On Ranger, Kraken, or another machine?   Regardless, that's far, far less time than it took us to NOT find halos on our dataset.  I'd be happy to point you towards this dataset, if you'd like (I may have already done this in an off-list email), so you can try it yourself.  I'd be VERY curious to see if you encounter similar problems to us on Ranger and/or Kraken for our 1024^3 dataset.
- If I wasn't trying to graduate I would have had more time to assist when your
student (Brian) asked me for help. I'm sorry so much of your time was wasted.

It's more human time than computer time, at this point - we spent a big chunk of the summer simply trying to find the halos in a box, which was meant to be step 1 of the project.  Very frustrating for a new grad student.
- My tool as a public tool is not any good unless other people can use it too.
Clearly I need to do some work on that.

- It *does* use much more memory than it needs to, you are right. I know where
the problems are, and whoo-boy they are there, but they are not easy to fix.

- Speed could be better, but some of this has to do with how HOP itself works.
For example, it needs to run the kD tree twice, unlike FOF which needs to only
once. The final group building step is a "global" operation, so that's slow as
well. On 128^3 particles, (normal) HOP takes about 75 seconds, and FOF about 25.
The C HOP and FOF in yt both use the same kD tree, same data I/O methods, so
that's a fair ratio of the increased workload.

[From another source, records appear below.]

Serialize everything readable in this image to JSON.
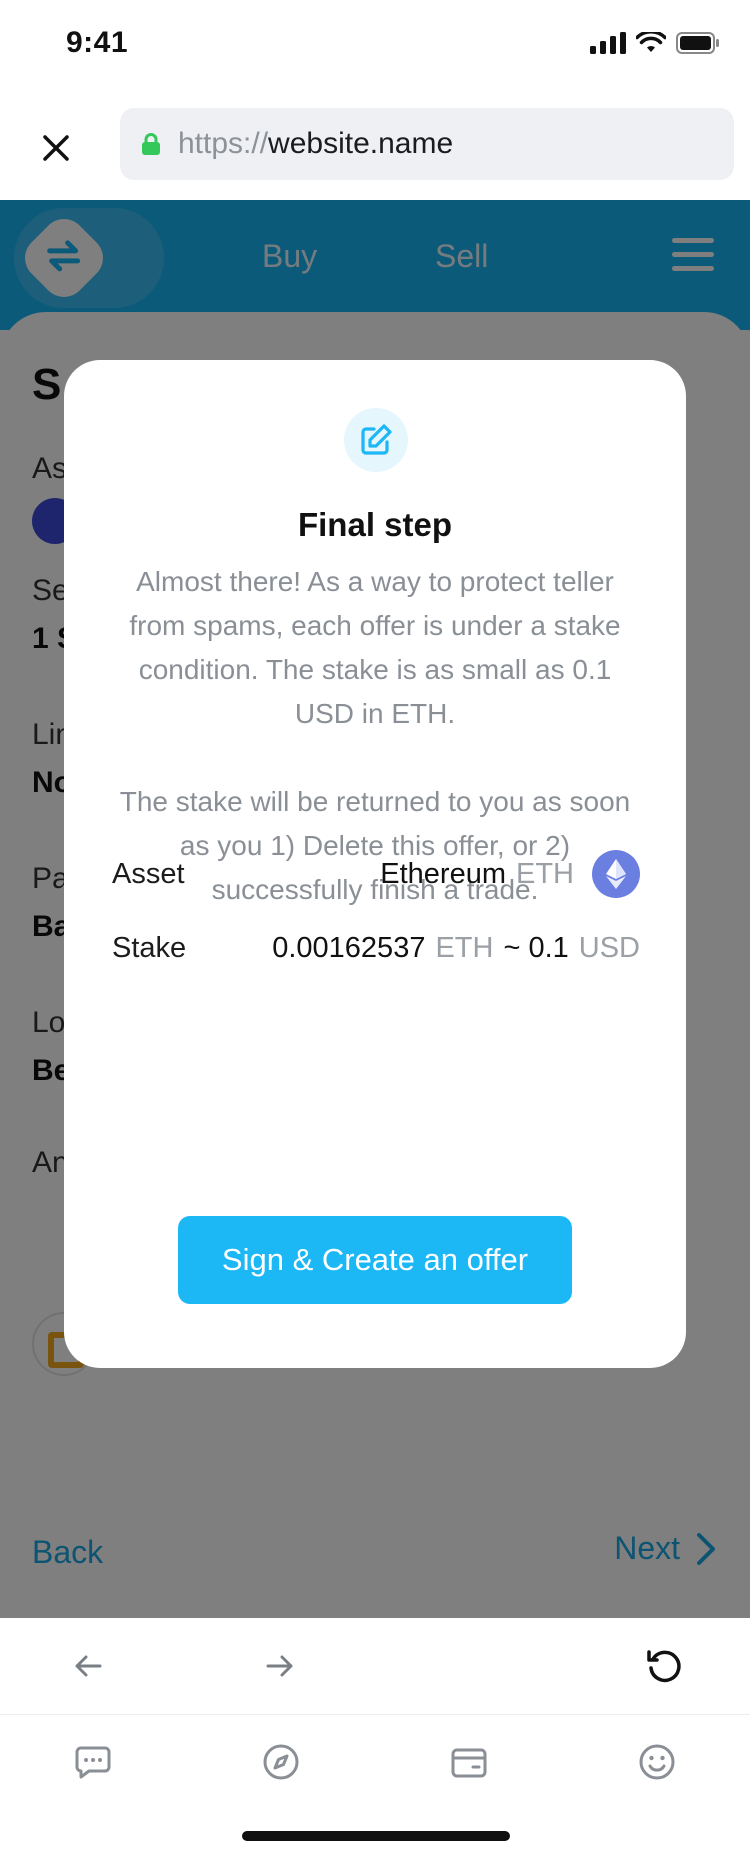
{
  "status_bar": {
    "time": "9:41"
  },
  "browser": {
    "url_scheme": "https://",
    "url_host": "website.name"
  },
  "app": {
    "nav": {
      "buy": "Buy",
      "sell": "Sell"
    }
  },
  "background_page": {
    "title_partial": "S",
    "labels_partial": [
      "As",
      "Se",
      "Lin",
      "Pa",
      "Lo",
      "An"
    ],
    "values_partial": [
      "1 S",
      "No",
      "Ba",
      "Be"
    ],
    "back": "Back",
    "next": "Next"
  },
  "modal": {
    "icon": "edit-icon",
    "title": "Final step",
    "paragraph1": "Almost there! As a way to protect teller from spams, each offer is under a stake condition. The stake is as small as 0.1 USD in ETH.",
    "paragraph2": "The stake will be returned to you as soon as you 1) Delete this offer, or 2) successfully finish a trade.",
    "asset": {
      "label": "Asset",
      "name": "Ethereum",
      "ticker": "ETH",
      "icon": "ethereum-icon"
    },
    "stake": {
      "label": "Stake",
      "amount": "0.00162537",
      "unit": "ETH",
      "approx": "~ 0.1",
      "fiat": "USD"
    },
    "cta": "Sign & Create an offer"
  },
  "colors": {
    "accent": "#1cb7f5",
    "header": "#18b4f2",
    "ethereum": "#6b7fe0",
    "overlay": "rgba(0,0,0,0.5)"
  }
}
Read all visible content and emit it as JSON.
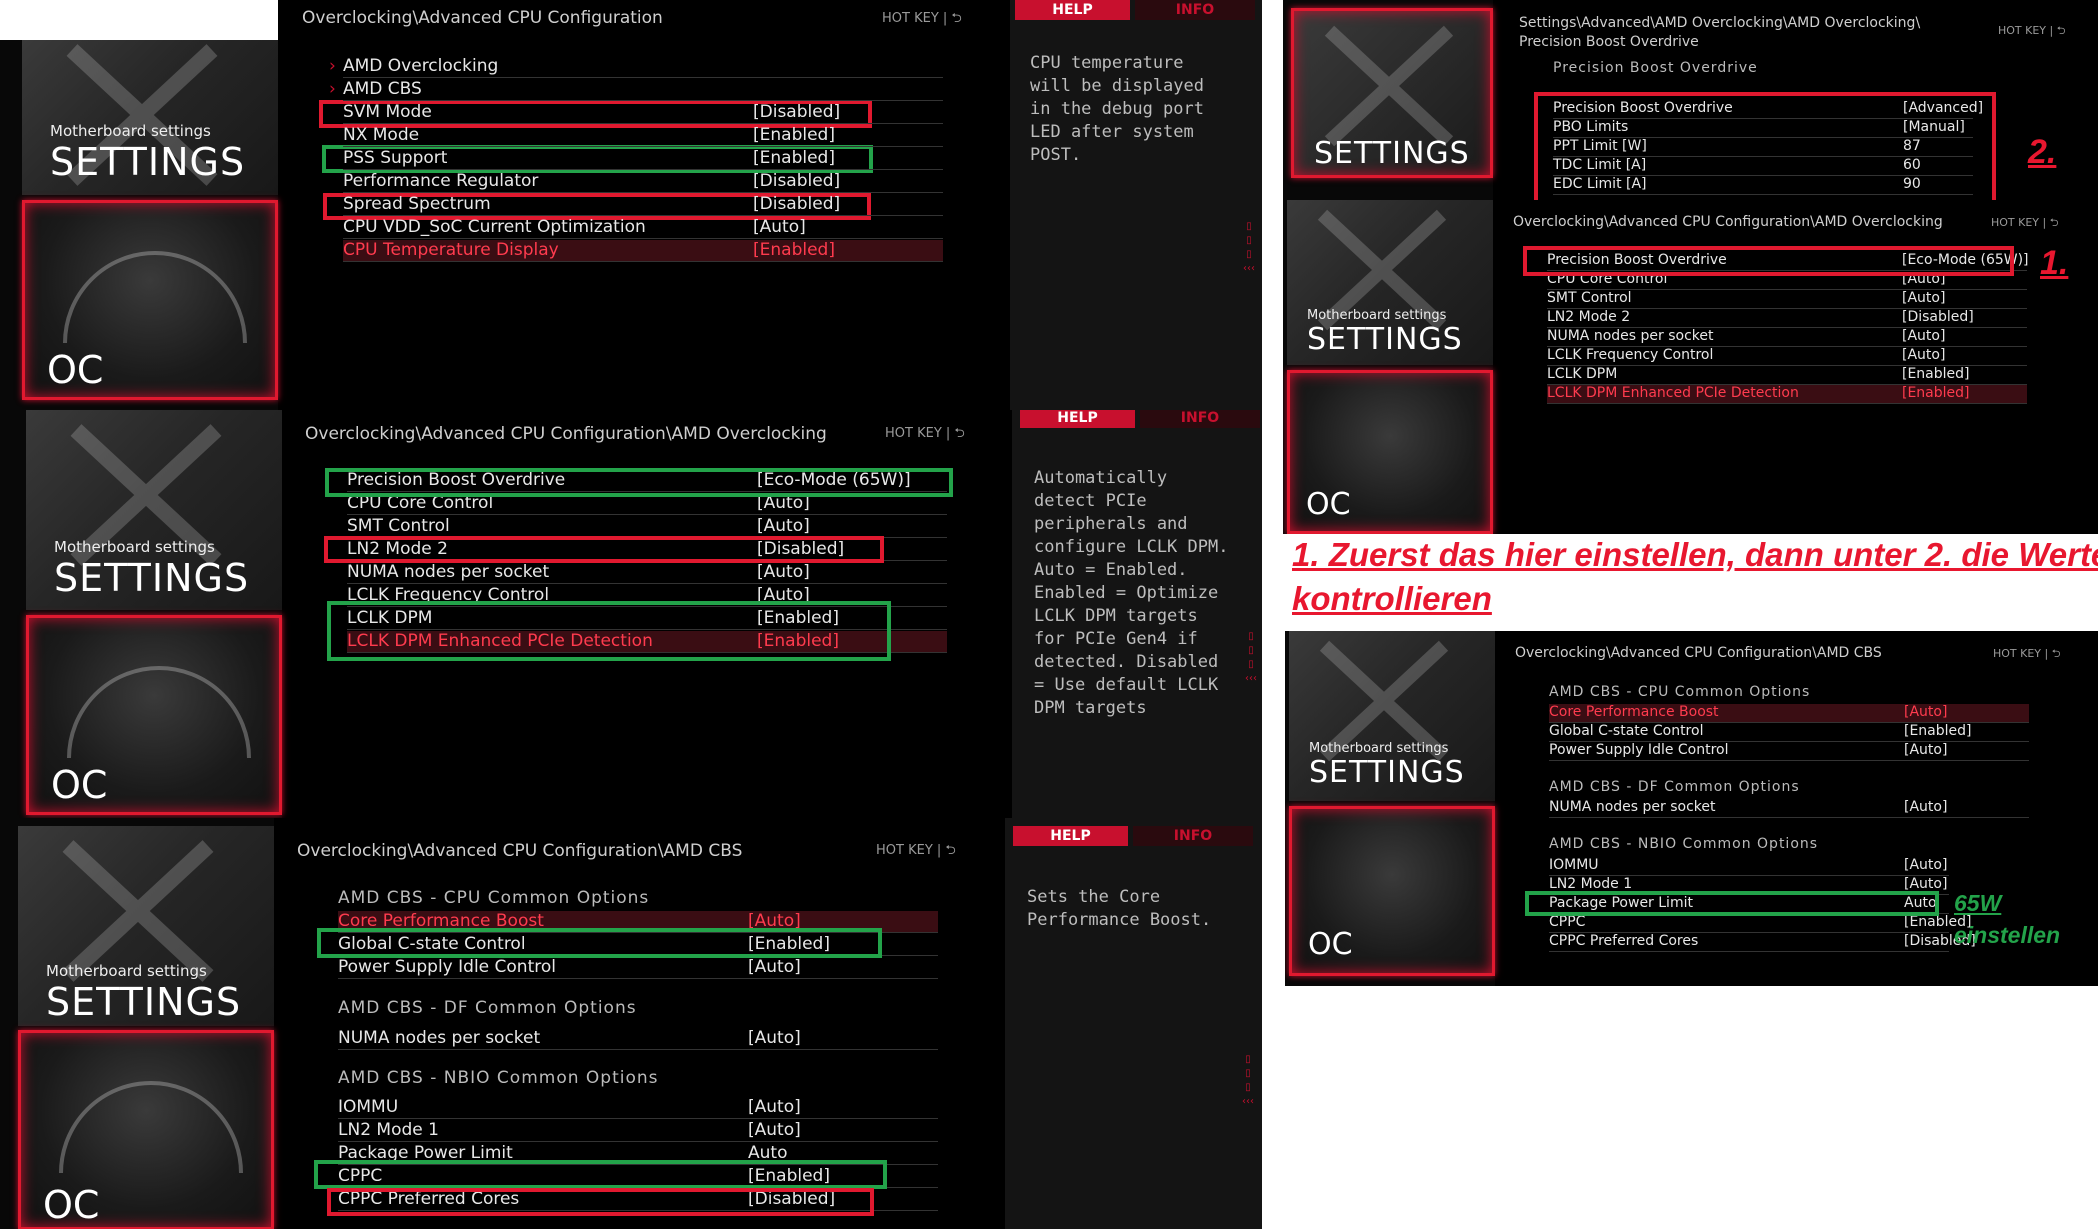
{
  "tiles": {
    "mb_label": "Motherboard settings",
    "settings": "SETTINGS",
    "oc": "OC"
  },
  "hotkey": "HOT KEY  |  ⮌",
  "help_tab": "HELP",
  "info_tab": "INFO",
  "p1": {
    "path": "Overclocking\\Advanced CPU Configuration",
    "rows": [
      {
        "k": "AMD Overclocking",
        "v": ""
      },
      {
        "k": "AMD CBS",
        "v": ""
      },
      {
        "k": "SVM Mode",
        "v": "[Disabled]"
      },
      {
        "k": "NX Mode",
        "v": "[Enabled]"
      },
      {
        "k": "PSS Support",
        "v": "[Enabled]"
      },
      {
        "k": "Performance Regulator",
        "v": "[Disabled]"
      },
      {
        "k": "Spread Spectrum",
        "v": "[Disabled]"
      },
      {
        "k": "CPU VDD_SoC Current Optimization",
        "v": "[Auto]"
      },
      {
        "k": "CPU Temperature Display",
        "v": "[Enabled]"
      }
    ],
    "help": "CPU temperature\nwill be displayed\nin the debug port\nLED after system\nPOST."
  },
  "p2": {
    "path": "Overclocking\\Advanced CPU Configuration\\AMD Overclocking",
    "rows": [
      {
        "k": "Precision Boost Overdrive",
        "v": "[Eco-Mode (65W)]"
      },
      {
        "k": "CPU Core Control",
        "v": "[Auto]"
      },
      {
        "k": "SMT Control",
        "v": "[Auto]"
      },
      {
        "k": "LN2 Mode 2",
        "v": "[Disabled]"
      },
      {
        "k": "NUMA nodes per socket",
        "v": "[Auto]"
      },
      {
        "k": "LCLK Frequency Control",
        "v": "[Auto]"
      },
      {
        "k": "LCLK DPM",
        "v": "[Enabled]"
      },
      {
        "k": "LCLK DPM Enhanced PCIe Detection",
        "v": "[Enabled]"
      }
    ],
    "help": "Automatically\ndetect PCIe\nperipherals and\nconfigure LCLK DPM.\nAuto = Enabled.\nEnabled = Optimize\nLCLK DPM targets\nfor PCIe Gen4 if\ndetected. Disabled\n= Use default LCLK\nDPM targets"
  },
  "p3": {
    "path": "Overclocking\\Advanced CPU Configuration\\AMD CBS",
    "g1": "AMD CBS - CPU Common Options",
    "g2": "AMD CBS - DF Common Options",
    "g3": "AMD CBS - NBIO Common Options",
    "r1": [
      {
        "k": "Core Performance Boost",
        "v": "[Auto]"
      },
      {
        "k": "Global C-state Control",
        "v": "[Enabled]"
      },
      {
        "k": "Power Supply Idle Control",
        "v": "[Auto]"
      }
    ],
    "r2": [
      {
        "k": "NUMA nodes per socket",
        "v": "[Auto]"
      }
    ],
    "r3": [
      {
        "k": "IOMMU",
        "v": "[Auto]"
      },
      {
        "k": "LN2 Mode 1",
        "v": "[Auto]"
      },
      {
        "k": "Package Power Limit",
        "v": "Auto"
      },
      {
        "k": "CPPC",
        "v": "[Enabled]"
      },
      {
        "k": "CPPC Preferred Cores",
        "v": "[Disabled]"
      }
    ],
    "help": "Sets the Core\nPerformance Boost."
  },
  "r1": {
    "path": "Settings\\Advanced\\AMD Overclocking\\AMD Overclocking\\\nPrecision Boost Overdrive",
    "sub": "Precision Boost Overdrive",
    "rows": [
      {
        "k": "Precision Boost Overdrive",
        "v": "[Advanced]"
      },
      {
        "k": "PBO Limits",
        "v": "[Manual]"
      },
      {
        "k": "PPT Limit [W]",
        "v": "87"
      },
      {
        "k": "TDC Limit [A]",
        "v": "60"
      },
      {
        "k": "EDC Limit [A]",
        "v": "90"
      }
    ]
  },
  "r2": {
    "path": "Overclocking\\Advanced CPU Configuration\\AMD Overclocking",
    "rows": [
      {
        "k": "Precision Boost Overdrive",
        "v": "[Eco-Mode (65W)]"
      },
      {
        "k": "CPU Core Control",
        "v": "[Auto]"
      },
      {
        "k": "SMT Control",
        "v": "[Auto]"
      },
      {
        "k": "LN2 Mode 2",
        "v": "[Disabled]"
      },
      {
        "k": "NUMA nodes per socket",
        "v": "[Auto]"
      },
      {
        "k": "LCLK Frequency Control",
        "v": "[Auto]"
      },
      {
        "k": "LCLK DPM",
        "v": "[Enabled]"
      },
      {
        "k": "LCLK DPM Enhanced PCIe Detection",
        "v": "[Enabled]"
      }
    ]
  },
  "r3": {
    "path": "Overclocking\\Advanced CPU Configuration\\AMD CBS",
    "g1": "AMD CBS - CPU Common Options",
    "g2": "AMD CBS - DF Common Options",
    "g3": "AMD CBS - NBIO Common Options",
    "r1": [
      {
        "k": "Core Performance Boost",
        "v": "[Auto]"
      },
      {
        "k": "Global C-state Control",
        "v": "[Enabled]"
      },
      {
        "k": "Power Supply Idle Control",
        "v": "[Auto]"
      }
    ],
    "r2": [
      {
        "k": "NUMA nodes per socket",
        "v": "[Auto]"
      }
    ],
    "r3": [
      {
        "k": "IOMMU",
        "v": "[Auto]"
      },
      {
        "k": "LN2 Mode 1",
        "v": "[Auto]"
      },
      {
        "k": "Package Power Limit",
        "v": "Auto"
      },
      {
        "k": "CPPC",
        "v": "[Enabled]"
      },
      {
        "k": "CPPC Preferred Cores",
        "v": "[Disabled]"
      }
    ]
  },
  "notes": {
    "n1": "1. Zuerst das hier einstellen, dann unter 2. die Werte",
    "n2": "kontrollieren",
    "n65a": "65W",
    "n65b": "einstellen",
    "lbl1": "1.",
    "lbl2": "2."
  }
}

This is interesting, and puzzling. We have a 256^3 version of the simulation that I was talking about earlier, and saw numbers that would be comparable to those you mention above.  Scaled up to a much larger calculation, however, it took way longer than one might think based on a back-of-the-envelope estimate.  Again, I really do think that, once you finish your thesis, it'd potentially be very useful for you to take a look at our dataset. It may simply be that our very small box is pathological in some way compared to the simulations you've been testing on.